GTE Marketing, Inc. v. Colonial Aluminum Sales, Inc.

108 A.D.2d 86
CourtAppellate Division of the Supreme Court of the State of New York
DecidedApril 22, 1985
StatusPublished
Cited by6 cases

This text of 108 A.D.2d 86 (GTE Marketing, Inc. v. Colonial Aluminum Sales, Inc.) is published on Counsel Stack Legal Research, covering Appellate Division of the Supreme Court of the State of New York primary law. Counsel Stack provides free access to over 12 million legal documents including statutes, case law, regulations, and constitutions.

Bluebook
GTE Marketing, Inc. v. Colonial Aluminum Sales, Inc., 108 A.D.2d 86 (N.Y. Ct. App. 1985).

Opinions

[87]*87OPINION OF THE COURT

Titone, J. P.

In this action to recover damages for breach of contract, defendant appeals from an order of the Supreme Court, Suffolk County, which denied its motion for summary judgment. At issue is the reach of the issue preclusion branch of the doctrine of former adjudication. We conclude that an alternative finding made in two other consolidated actions brought by plaintiff that enforcement of its contract would be “shocking to the conscience of the Court”, is binding upon plaintiff in this action. Further, the only opposition to the motion for summary judgment consisted of an attorney’s hearsay affidavit, which is without probative weight. Therefore, the order appealed from should be reversed and the complaint dismissed.

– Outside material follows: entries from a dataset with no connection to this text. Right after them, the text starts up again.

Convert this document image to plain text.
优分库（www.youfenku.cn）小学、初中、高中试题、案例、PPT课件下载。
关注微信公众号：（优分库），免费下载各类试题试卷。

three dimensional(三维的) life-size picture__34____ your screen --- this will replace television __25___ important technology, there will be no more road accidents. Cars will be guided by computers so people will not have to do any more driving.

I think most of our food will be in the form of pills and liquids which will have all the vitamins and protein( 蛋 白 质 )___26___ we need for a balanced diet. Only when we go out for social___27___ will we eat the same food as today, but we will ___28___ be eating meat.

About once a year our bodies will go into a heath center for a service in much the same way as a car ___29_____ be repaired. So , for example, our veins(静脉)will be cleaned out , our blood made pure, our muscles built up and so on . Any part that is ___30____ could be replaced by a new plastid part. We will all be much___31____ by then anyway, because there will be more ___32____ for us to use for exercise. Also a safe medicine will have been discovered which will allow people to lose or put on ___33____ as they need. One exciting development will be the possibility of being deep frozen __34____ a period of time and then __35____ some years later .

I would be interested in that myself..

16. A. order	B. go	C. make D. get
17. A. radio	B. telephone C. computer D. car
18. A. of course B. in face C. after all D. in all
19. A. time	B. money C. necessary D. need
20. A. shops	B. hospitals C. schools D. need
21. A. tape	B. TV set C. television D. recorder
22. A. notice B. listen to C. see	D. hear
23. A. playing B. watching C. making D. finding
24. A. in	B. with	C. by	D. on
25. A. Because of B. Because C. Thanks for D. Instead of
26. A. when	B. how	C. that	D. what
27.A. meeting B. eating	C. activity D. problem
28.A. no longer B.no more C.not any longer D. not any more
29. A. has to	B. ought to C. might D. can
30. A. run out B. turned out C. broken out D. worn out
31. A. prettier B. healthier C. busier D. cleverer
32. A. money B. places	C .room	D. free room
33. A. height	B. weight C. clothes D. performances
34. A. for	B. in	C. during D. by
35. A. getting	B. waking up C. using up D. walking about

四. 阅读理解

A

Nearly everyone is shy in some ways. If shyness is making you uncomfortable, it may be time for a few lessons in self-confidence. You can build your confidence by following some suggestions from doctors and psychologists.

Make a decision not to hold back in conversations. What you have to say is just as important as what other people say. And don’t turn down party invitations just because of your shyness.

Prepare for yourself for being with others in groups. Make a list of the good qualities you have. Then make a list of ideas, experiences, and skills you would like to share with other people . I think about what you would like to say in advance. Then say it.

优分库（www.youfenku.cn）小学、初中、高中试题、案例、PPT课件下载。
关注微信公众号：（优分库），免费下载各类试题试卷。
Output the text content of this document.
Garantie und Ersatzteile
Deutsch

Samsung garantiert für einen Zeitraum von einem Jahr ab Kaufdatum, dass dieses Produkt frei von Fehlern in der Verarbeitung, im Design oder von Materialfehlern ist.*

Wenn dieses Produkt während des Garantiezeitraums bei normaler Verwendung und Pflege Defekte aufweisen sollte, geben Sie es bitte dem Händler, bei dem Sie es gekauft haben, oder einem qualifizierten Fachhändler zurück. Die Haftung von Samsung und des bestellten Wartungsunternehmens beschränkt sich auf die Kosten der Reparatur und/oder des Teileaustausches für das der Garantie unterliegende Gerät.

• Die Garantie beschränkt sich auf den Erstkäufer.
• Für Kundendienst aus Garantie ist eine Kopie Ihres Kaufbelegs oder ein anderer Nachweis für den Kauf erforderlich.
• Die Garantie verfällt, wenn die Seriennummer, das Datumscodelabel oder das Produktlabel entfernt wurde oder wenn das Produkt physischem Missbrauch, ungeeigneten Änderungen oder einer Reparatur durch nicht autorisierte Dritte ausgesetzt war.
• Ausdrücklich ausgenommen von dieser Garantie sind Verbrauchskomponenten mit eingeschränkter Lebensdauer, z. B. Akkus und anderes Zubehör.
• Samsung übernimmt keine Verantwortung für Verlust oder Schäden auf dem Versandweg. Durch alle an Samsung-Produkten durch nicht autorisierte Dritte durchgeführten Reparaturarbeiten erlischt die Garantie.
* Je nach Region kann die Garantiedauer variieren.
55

Plaintiff commenced this action to recover damages of $124,630 arising out of an alleged breach of contract. It claims that it offered and supplied to defendant some 12,463 “leads” of prospective customers for aluminum siding, roofing and other aspects of the defendant’s business at $.10 per lead. The leads consisted of the names of persons who had indicated on a survey that they planned to buy aluminum siding, roofing, exterior precast stone, basement alterations or solar energy equipment within the next six months. Defendant states, without contradiction in evidentiary form, that the “leads” amounted to nothing more than a random selection of names and addresses which could be obtained from a telephone book; they were absolutely useless.

Separate actions against two other contractors had been previously initiated by plaintiff in Nassau County (see, GTF Mktg. v Dodge Home Remodeling Corp., 110 AD2d 818; GTF Mktg. v Marjo Sys., 110 AD2d 818). Examination of the pleadings and the letter agreements in those cases shows them to be virtually identical, and defendant avers, again without contradiction, that the same survey was used as the basis for the claims in all three cases.

After a joint nonjury trial before Justice Robbins, the Nassau County actions were dismissed. Justice Robbins found that plaintiff failed to sustain its burden of proof and that the contract was unenforceable as it amounted to nothing less than “extortion and or robbery” because, with respect to the people surveyed, there was “no evidence in the record to support a finding that the alleged prospective home owners at any time expressed an interest of having any work done”. Justice Robbins went on to say:

[88]*88“My observation with regard to how this Court would characterize the decision of this Court if I were to grant a judgment in favor of the plaintiff in this case, it would be so repugnant to the conscience of this Court, that it would, in my judgment, constitute an extortion and or robbery, again, with the aid and complicity of the Court. This Court declines to be a party to such an act.

“I believe it is well established law that even if there were a contract, if the Court found that it so substantially, so overreaching as to shock the conscience of the Court, that the Court may, in the interest of justice, deny any recovery to the extent that the Court would not become a participant in such a scheme.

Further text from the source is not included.